This exhibition-related book holds up well almost 10 years later. The social and political statements remain relevant. The technique (using large numbers of small objects) remains impressive. We are constantly showered with statistics (gun deaths, plastic ocean, etc.) but these images confront us differently.
"My idea with the Running the Numbers series is to...give you the statistic in a different way that allows the viewer to experience the number more directly with their heart. One of the huge problems that faces our society right now is that...our consumerism, and the resulting global warming, worldwide environmental destruction, the toxification of our oceans, and the desertification of our agricultural lands, and so on, are not happening because there's an extremely bad person out there who is doing a huge amount of terrible consuming. This is happening because of the tiny incremental harm that every single one of us is doing as an individual. The problem is this cumulative effect from the behaviors of hundreds of millions of individuals. Each person looks around at his or her own behavior, and it doesn't look all that bad. What we each have to expand our consciousness to hold is that the cumulative effect of hundreds of millions of individual consumer decisions is causing the worldwide destruction of our environment."

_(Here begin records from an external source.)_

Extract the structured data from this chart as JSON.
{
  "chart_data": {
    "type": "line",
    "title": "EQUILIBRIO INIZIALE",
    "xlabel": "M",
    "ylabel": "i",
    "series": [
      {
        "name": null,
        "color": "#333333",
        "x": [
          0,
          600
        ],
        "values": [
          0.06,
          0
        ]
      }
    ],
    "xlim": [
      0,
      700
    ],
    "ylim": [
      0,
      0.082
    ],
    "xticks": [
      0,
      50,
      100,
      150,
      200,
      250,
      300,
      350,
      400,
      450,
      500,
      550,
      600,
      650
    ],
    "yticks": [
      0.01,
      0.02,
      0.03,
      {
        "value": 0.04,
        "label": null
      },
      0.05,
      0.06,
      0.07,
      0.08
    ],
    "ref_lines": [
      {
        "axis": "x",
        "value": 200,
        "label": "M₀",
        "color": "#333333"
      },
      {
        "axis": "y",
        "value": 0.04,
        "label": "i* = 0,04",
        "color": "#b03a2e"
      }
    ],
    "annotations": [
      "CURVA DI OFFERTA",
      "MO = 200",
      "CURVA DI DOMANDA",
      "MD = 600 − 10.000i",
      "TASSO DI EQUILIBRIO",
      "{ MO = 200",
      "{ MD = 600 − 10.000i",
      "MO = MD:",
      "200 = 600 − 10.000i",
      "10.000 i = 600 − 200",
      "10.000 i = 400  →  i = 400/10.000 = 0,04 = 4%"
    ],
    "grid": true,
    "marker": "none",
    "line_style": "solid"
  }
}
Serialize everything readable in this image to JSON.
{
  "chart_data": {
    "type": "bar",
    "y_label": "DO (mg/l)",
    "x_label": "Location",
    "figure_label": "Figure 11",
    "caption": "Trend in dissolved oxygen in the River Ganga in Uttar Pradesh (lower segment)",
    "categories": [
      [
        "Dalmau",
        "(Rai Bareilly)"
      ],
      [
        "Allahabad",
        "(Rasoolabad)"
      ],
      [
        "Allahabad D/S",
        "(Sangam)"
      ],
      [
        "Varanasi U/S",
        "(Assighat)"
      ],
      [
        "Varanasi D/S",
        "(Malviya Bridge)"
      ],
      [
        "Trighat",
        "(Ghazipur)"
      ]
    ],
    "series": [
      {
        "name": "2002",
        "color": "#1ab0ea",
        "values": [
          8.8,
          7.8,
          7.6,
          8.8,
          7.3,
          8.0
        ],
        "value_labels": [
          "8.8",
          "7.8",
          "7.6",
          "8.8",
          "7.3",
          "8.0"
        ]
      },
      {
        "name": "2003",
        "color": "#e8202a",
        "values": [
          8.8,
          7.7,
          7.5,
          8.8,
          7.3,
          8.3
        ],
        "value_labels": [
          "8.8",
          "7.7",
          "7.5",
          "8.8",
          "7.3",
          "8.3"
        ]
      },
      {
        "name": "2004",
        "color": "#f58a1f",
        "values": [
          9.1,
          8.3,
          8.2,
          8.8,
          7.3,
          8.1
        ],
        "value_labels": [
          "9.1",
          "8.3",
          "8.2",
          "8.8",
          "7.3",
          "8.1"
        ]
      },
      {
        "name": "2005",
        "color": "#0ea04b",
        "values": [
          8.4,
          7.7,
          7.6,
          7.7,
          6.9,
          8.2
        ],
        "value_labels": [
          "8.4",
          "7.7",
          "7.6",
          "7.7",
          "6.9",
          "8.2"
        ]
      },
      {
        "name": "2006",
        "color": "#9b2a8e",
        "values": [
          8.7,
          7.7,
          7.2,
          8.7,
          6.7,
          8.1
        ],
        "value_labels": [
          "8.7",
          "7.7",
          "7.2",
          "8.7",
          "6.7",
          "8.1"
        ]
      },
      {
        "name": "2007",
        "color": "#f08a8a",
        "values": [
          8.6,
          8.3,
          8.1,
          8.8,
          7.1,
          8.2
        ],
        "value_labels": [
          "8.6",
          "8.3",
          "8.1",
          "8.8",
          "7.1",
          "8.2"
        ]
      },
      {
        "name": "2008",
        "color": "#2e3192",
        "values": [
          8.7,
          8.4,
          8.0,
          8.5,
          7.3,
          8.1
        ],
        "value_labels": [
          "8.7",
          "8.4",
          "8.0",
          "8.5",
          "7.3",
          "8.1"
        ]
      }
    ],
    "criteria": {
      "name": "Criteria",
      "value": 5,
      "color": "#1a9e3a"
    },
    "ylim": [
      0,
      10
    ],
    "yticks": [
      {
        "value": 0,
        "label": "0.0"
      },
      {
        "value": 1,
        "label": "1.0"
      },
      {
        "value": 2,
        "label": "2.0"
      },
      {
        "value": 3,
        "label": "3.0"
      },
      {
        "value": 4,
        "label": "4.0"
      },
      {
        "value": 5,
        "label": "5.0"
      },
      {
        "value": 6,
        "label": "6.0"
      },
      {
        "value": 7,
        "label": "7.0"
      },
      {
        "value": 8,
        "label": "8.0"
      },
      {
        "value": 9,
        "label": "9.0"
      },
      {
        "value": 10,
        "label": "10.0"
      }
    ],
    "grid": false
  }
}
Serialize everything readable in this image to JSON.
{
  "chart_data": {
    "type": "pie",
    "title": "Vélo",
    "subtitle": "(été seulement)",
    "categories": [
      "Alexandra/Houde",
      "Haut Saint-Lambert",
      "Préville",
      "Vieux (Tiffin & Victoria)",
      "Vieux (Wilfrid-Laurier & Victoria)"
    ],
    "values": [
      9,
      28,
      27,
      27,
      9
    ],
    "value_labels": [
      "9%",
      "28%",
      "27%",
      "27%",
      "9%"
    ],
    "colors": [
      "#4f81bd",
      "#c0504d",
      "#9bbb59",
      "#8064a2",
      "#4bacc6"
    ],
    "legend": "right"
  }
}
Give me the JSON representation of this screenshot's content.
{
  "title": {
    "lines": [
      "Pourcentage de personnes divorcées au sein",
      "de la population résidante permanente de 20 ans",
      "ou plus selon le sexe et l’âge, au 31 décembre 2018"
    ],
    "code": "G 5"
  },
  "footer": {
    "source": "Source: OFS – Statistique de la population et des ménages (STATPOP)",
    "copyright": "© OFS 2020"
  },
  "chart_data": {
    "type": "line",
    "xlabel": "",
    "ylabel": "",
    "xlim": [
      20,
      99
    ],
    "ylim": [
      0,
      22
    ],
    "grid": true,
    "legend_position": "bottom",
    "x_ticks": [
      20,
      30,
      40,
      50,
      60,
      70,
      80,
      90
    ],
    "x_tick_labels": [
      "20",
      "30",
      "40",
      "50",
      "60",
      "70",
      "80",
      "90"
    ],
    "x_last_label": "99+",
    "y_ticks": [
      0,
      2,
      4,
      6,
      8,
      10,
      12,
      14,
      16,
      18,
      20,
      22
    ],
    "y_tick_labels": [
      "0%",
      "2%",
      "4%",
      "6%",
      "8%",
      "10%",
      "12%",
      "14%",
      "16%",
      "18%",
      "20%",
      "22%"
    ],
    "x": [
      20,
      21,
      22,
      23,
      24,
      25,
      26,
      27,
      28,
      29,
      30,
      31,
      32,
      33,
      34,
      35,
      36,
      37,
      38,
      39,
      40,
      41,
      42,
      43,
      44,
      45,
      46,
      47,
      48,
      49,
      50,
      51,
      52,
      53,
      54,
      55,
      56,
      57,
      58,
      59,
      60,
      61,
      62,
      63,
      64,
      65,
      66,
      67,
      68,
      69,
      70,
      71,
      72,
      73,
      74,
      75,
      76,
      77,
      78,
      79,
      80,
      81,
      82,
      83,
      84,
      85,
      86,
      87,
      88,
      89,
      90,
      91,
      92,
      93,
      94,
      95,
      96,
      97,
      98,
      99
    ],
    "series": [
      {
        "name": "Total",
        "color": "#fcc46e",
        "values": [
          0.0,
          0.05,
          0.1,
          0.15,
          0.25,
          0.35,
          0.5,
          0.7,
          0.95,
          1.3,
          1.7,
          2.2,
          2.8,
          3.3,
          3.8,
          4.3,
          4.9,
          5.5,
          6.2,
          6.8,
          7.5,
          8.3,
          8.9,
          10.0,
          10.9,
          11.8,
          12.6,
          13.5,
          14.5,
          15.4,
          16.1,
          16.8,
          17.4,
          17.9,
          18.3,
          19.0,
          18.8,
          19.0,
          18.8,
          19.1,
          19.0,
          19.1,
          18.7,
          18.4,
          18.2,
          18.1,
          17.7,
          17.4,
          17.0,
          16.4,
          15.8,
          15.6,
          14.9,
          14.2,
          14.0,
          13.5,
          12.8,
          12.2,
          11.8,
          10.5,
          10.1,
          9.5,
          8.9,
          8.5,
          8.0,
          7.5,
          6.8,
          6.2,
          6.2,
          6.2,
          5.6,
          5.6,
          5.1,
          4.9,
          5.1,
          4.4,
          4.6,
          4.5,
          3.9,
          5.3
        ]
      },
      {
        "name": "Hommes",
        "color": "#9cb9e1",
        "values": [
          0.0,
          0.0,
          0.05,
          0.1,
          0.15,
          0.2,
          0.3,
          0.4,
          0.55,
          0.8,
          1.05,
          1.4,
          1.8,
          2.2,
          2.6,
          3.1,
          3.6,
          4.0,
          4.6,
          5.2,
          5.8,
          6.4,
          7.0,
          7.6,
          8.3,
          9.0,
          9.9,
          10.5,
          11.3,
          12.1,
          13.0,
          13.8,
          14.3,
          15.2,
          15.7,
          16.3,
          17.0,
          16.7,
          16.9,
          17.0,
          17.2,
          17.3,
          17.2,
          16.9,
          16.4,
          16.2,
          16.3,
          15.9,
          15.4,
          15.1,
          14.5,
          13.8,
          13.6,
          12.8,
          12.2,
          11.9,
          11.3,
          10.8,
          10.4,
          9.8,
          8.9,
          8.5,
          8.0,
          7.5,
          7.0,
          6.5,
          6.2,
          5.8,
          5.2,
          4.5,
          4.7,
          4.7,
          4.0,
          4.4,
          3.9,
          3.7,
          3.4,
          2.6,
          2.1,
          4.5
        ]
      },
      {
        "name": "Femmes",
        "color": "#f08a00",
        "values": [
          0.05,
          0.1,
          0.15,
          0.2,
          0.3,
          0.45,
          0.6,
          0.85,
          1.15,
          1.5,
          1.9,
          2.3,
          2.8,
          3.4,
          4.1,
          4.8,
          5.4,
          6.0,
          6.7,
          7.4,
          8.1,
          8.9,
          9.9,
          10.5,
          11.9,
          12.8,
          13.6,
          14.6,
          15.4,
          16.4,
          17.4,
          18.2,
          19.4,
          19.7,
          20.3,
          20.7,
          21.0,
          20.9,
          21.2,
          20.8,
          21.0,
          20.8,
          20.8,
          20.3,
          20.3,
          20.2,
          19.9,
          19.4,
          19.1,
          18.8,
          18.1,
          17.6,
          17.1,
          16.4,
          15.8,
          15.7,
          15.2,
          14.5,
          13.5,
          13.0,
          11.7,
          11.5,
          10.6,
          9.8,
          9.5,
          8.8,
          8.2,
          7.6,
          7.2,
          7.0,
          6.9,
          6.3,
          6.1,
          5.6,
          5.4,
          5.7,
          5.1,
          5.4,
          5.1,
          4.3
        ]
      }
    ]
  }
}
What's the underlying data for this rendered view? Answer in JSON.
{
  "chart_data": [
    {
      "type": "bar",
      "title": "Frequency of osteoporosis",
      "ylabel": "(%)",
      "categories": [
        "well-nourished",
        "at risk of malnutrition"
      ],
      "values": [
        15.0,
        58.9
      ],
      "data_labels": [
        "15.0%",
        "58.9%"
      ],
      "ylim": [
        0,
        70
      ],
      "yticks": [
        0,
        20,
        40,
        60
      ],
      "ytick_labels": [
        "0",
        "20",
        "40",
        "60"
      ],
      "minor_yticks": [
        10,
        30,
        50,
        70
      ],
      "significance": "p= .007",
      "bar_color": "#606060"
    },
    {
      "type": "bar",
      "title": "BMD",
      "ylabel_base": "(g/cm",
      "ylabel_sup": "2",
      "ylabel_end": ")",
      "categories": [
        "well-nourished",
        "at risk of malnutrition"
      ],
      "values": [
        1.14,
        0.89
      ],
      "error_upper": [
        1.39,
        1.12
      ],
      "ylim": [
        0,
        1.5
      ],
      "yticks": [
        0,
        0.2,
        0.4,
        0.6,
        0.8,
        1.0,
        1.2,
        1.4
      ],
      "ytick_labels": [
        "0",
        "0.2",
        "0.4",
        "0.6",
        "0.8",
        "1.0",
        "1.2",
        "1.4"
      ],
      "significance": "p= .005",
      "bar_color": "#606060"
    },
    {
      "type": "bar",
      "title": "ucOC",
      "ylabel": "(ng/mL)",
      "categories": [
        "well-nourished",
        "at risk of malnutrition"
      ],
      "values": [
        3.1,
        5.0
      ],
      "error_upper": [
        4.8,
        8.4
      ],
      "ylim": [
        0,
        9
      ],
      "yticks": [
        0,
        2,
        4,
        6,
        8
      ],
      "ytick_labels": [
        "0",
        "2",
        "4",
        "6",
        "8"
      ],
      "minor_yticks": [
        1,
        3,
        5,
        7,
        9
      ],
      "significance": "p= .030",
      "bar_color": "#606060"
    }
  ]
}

"Each image portrays a specific quantity of something: thirty seconds of our aluminum can consumption, eight hours of commercial jet flights, and so on. My hope is that images representing these statistics might have a different effect than the raw numbers we encounter daily in books, magazines, and the news. Statistics about our mass culture can feel abstract and anesthetizing, making it hard to connect with the profoundly important issues the represent. Finding meaning in these huge numbers is made even more difficult by the fact that there is nowhere we can go to see the actual phenomena--the millions of barrels of oil we burn daily, or the eleven hundred Americans who die every day from smoking cigarettes, or all the children in our country who lack health insurance. They are spread across our nation in an invisible collective that is impossible to experience in any way other than by rows of numbers with lots of zeros, written on a page. In this way, I think of Running the Numbers as a kind of translation, from the deadening language of statistics into a more universal visual language that might allow for more feeling. The underlying aim is to question our roles and responsibilities as individuals in a society that is increasingly enormous, incomprehensible, and overwhelming."